English Roman Catholic priest and martyr

James Bell (1524 – 20 April 1584) was an English Catholic priest and the only one of the Marian Priests that is known to have suffered martyrdom.

==Life==
He was born at Warrington in Lancashire, in 1524, was educated at Oxford University, where he was ordained priest in Queen Mary's reign. For some time he refused to conform to the alterations in religion made by Queen Elizabeth; but afterwards, adopting the tenets of the Reformation, he exercised the functions of a minister of the Church of England for twenty years.

In 1581 he solicited a lady to use her good offices to procure for him a small Readership, of which her husband was the patron. This lady, being a Catholic, induced him to be reconciled to the Church. Moved by her words he sought reconciliation with the Catholic Church in 1581, and after "spending some months devoting himself to penance and spiritual exercises, applying himself to the study of the Breviary, the ceremonies of the Holy Mass, the Sacraments and the other duties of his priesthood", he was allowed to resume priestly functions. He laboured zealously as a missionary priest for two years among the poorer Catholics, in nearly all of the Catholic Houses and Mass-centres in Lancashire,

In January 1584, while travelling on foot from one Catholic house to another, he asked directions of a man who turned out to be a spy. Bell was apprehended by this pursuivant at Golborne, and imprisoned in Salford Gaol. He was later brought to trial at the Lent Assizes at Lancaster "on horseback with his arms being pinioned and his legs bound under the horse", a painful form of transportation.
His trial was heard along with that of the layman John Finch, and Thomas Williamson and Richard Hutton who were also both Catholic priests.

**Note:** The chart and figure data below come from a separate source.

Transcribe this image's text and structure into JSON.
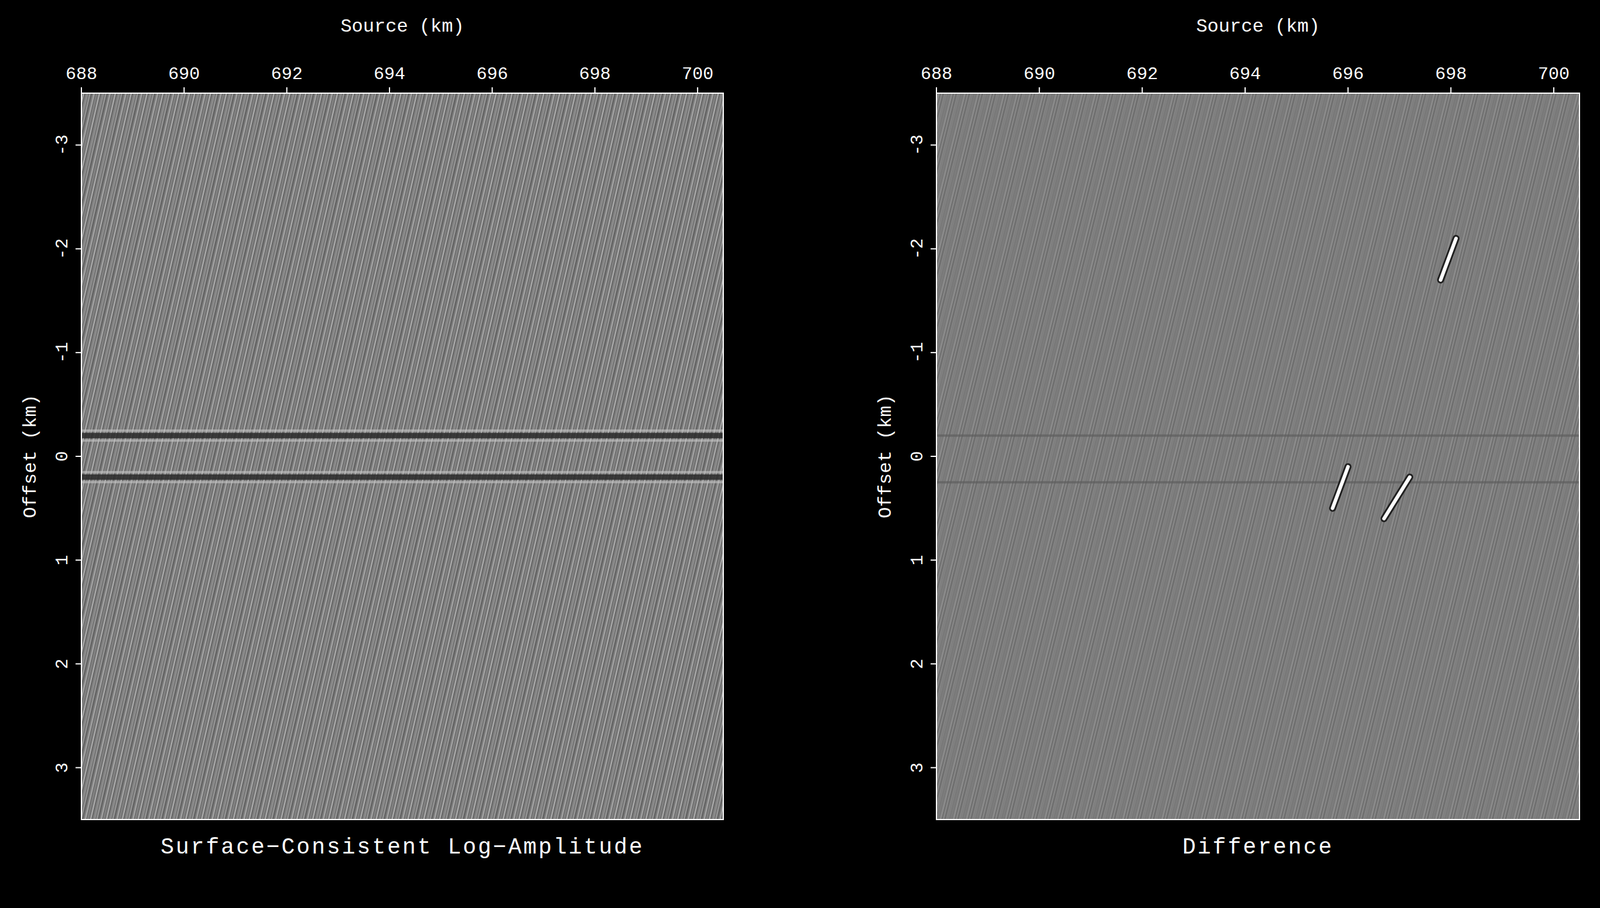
{
  "chart_data": [
    {
      "type": "image",
      "title": "Surface−Consistent Log−Amplitude",
      "x_label": "Source (km)",
      "y_label": "Offset (km)",
      "xlim": [
        688,
        700.5
      ],
      "ylim": [
        -3.5,
        3.5
      ],
      "xticks": [
        688,
        690,
        692,
        694,
        696,
        698,
        700
      ],
      "yticks": [
        -3,
        -2,
        -1,
        0,
        1,
        2,
        3
      ],
      "horizontal_events": [
        -0.2,
        0.2
      ],
      "color": "#2a2a2a",
      "streaks": []
    },
    {
      "type": "image",
      "title": "Difference",
      "x_label": "Source (km)",
      "y_label": "Offset (km)",
      "xlim": [
        688,
        700.5
      ],
      "ylim": [
        -3.5,
        3.5
      ],
      "xticks": [
        688,
        690,
        692,
        694,
        696,
        698,
        700
      ],
      "yticks": [
        -3,
        -2,
        -1,
        0,
        1,
        2,
        3
      ],
      "horizontal_events": [
        -0.2,
        0.25
      ],
      "color": "#5e5e5e",
      "streaks": [
        {
          "x": [
            698.1,
            697.8
          ],
          "y": [
            -2.1,
            -1.7
          ]
        },
        {
          "x": [
            696.0,
            695.7
          ],
          "y": [
            0.1,
            0.5
          ]
        },
        {
          "x": [
            697.2,
            696.7
          ],
          "y": [
            0.2,
            0.6
          ]
        }
      ]
    }
  ]
}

He was interrogated by Justices Huddleston and Parker on 18 April 1584. Bell was about sixty years of age, and somewhat hard of hearing, so did not hear all that was said to him, and did not always reply. This was taken as a sign that his constancy was failing, so the next day, 19 April, they sought to terrify him with the description of the manner of his death, but he was unmoved by this.

Finally they asked him whether he had been reconciled (to the Catholic Church) or not. He admitted that he had and they said "oh that is High Treason", as the law of the time stipulated for Catholic priests in England. However, Bell replied: "it is nothing else than the Holy Sacrifice of Penance". The Court is said to have been filled with laughter and scorn on hearing this, Bell then said: "I forgive sins not by mine own power, but because I am a priest and have authority to absolve from sins".

James Bell behaved with great courage, and on being convicted said to the judge: "I beg your lordship, for the love of God, to add to the sentence that my lips and the tops of my fingers may be cut off for having sworn and subscribed to the articles of heretics, contrary both to my conscience and to God's truth."

The night before his execution was spent in prayer and meditation and he is said to have, in few words, exhorted all condemned prisoners to the Catholic faith and true repentance. He then asked his companion, John Finch, to instruct them more at large, as he was elderly and at that point weakened by the privations he had endured.

On the morning of his execution, 20 April 1584, he is said to have said, "O blessed day, O the fairest day that I ever saw in my life", he then refused an Anglican Minister's services saying: "for I will not believe thee nor hear thee but against my will". When he was taken off the hurdle that had carried him to the place of his death, the executioners forced him to look upon John Finch, who was being quartered at that time. When he saw the hangman pull out Finch's bowels he said, "O why do I tarry so long behind my sweet brother; let me make haste after him. This is a most happy day". He is then said to have prayed for all Catholics and for the conversion of all heretics.

Bell was hanged and quartered at Lancaster Castle on 20 April 1584. John Finch, a layman, suffered at the same time and place for being reconciled to the Catholic Church, and denying the Queen's spiritual supremacy.

Fr. James Bell was among the 108 martyrs beatified by Pope Pius XI on 15 December 1929.

==Veneration==

Blessed James Bell is commemorated on the Martyrs' Plaque in Lancaster Cathedral; in a stained glass window of St. Mary's Church, Warrington; in a stained glass window of the closed Our Lady's Church, Latchford, Warrington; there is a statue of him in the Lady Chapel of St. Werburgh's Church, Birkenhead and up until its demolition in the early 1990s, St Benedict's Church, Warrington had a building named the 'Bell Hall' near its former school. On 1 May 2018 the parishes of St Mary's, St Benedict and St. Oswald in Warrington to combined to form a new parish under the patronage of Blessed James Bell.